Posted by Jeff Id on July 11, 2009

Since we’re considering trashing our global economy for a potential couple degree’s C of warming, here’s an interesting graphic. It assumes humans have added 30% of the 380 parts per million of CO2 in the atmosphere (from 280-380ppm). How much is that? Find the red dot at the tip of the arrow.

Figure 1 Bar plot of human CO2

1. ### Page48said

LOL

You have to laugh! Or go crazy!

2. ### Vinny Burgoosaid

Is this an ‘in’ joke? The length of the ‘human CO2’ portion of the bar is 1.9% of the total length, not 30%. Please explain how the picture works.

3. ### Jeff Idsaid

1,000,000/(380-280)ppm = 10,000:1

The graph used slightly different numbers ~ 8777:1

The tiny red dot at the tip of the arrow is the human increase in atmospheric CO2 concentration. Can’t see it? 😀

4. ### Vinny Burgoosaid

I can see the dot but I can’t see the point of it. What’s your next picture going to be? The decline in the volume of live herrings as a proportion of the total volume of the world’s oceans?

What determined the placement of the dot?

5. ### Jeff Idsaid

The point is the small amount of increase we’ve seen. The placement of the dot is because I got tired of looking for the end.

6. ### Ryan Osaid

I love rescaling. Makes it so much easier to find the dot.

7. ### Vinny Burgoosaid

The point is the small amount of increase we’ve seen.

No, the amount of increase is 30%. You say so yourself. Not small.

Your point was to belittle that increase in a way that, as someone who knows something about climate change, you must have known was bollocks somewhat lacking in validity.

It must have been a joke. My mistake.

8. ### Ryan Osaid

Someone always has to be a party pooper.

I liked it, at any rate. 😉

9. ### John F. Pittmansaid

Jeff Id posting graphs like AL Gore…be ashamed!

10. ### MikeNsaid

Your last two hockey stick posts are not in the section labeled hockey stick.

LOL

12. ### haroldsaid

And according to AR4, the human contribution to atmospheric CO2 is 2.9 %.

13. ### Ralph Bsaid

I am a touch more confused than normal. If you use 1,000,000/380, isn’t that more like 2500/1? rounding 380 up to 400. Just demonstrating that you can manipulate statistics to show whatever you want. Take raw number, insert algorithim, create public hysteria.

14. ### Ralph Bsaid

One question (maybe touched on before I ever visited tAV) why the smiley face at the very bottom of the page?

15. ### Jeff Idsaid

#13, Yes that would be 2500/1. However, 280 or 265 or something was the alleged pre-industrial level of CO2.

#14, Smiley faces are courtesy of WordPress.

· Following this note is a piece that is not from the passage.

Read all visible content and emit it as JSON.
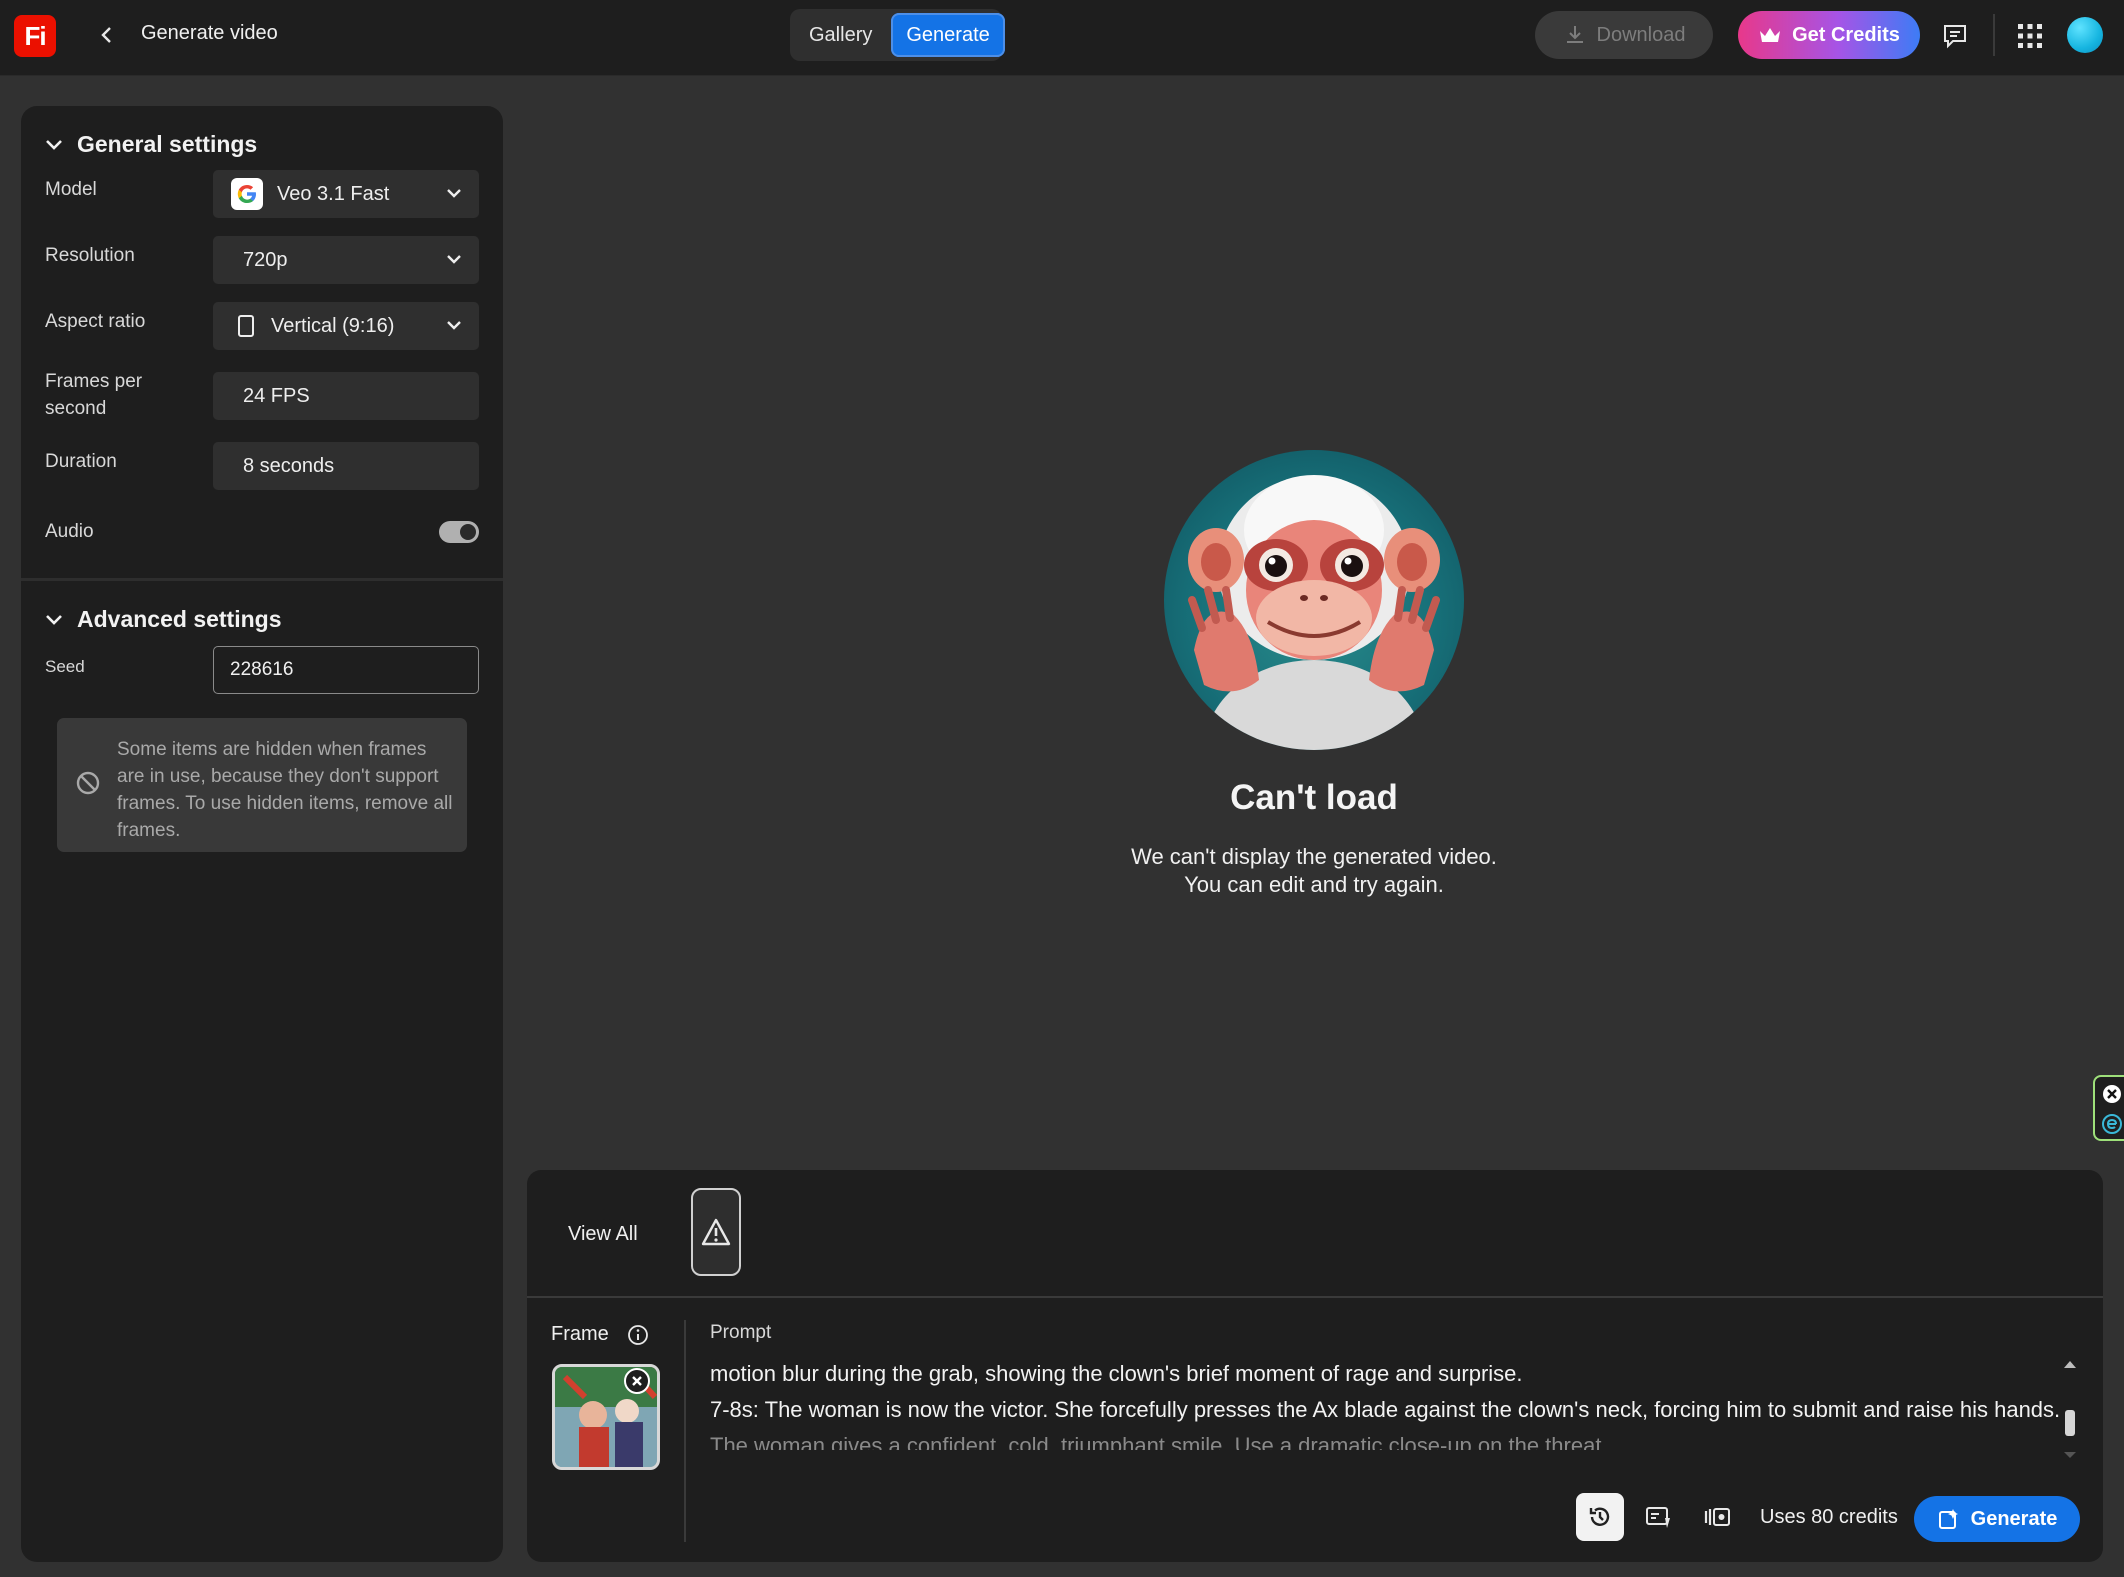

All WordPress blogs get them. I don’t know why.

———-

My whole point with this was to remind people just how ungodly small a change in atmosphere we’re talking about. Typical people see the brown skies in cities and equate it to CO2, nobody likes brown skies. People see the weather change from day to day and imagine it was never that hot before, it’s easy. Someone with 60 years experience told me the weather and winds had been worse than she could remember in the last few years including this summer– in Detroit!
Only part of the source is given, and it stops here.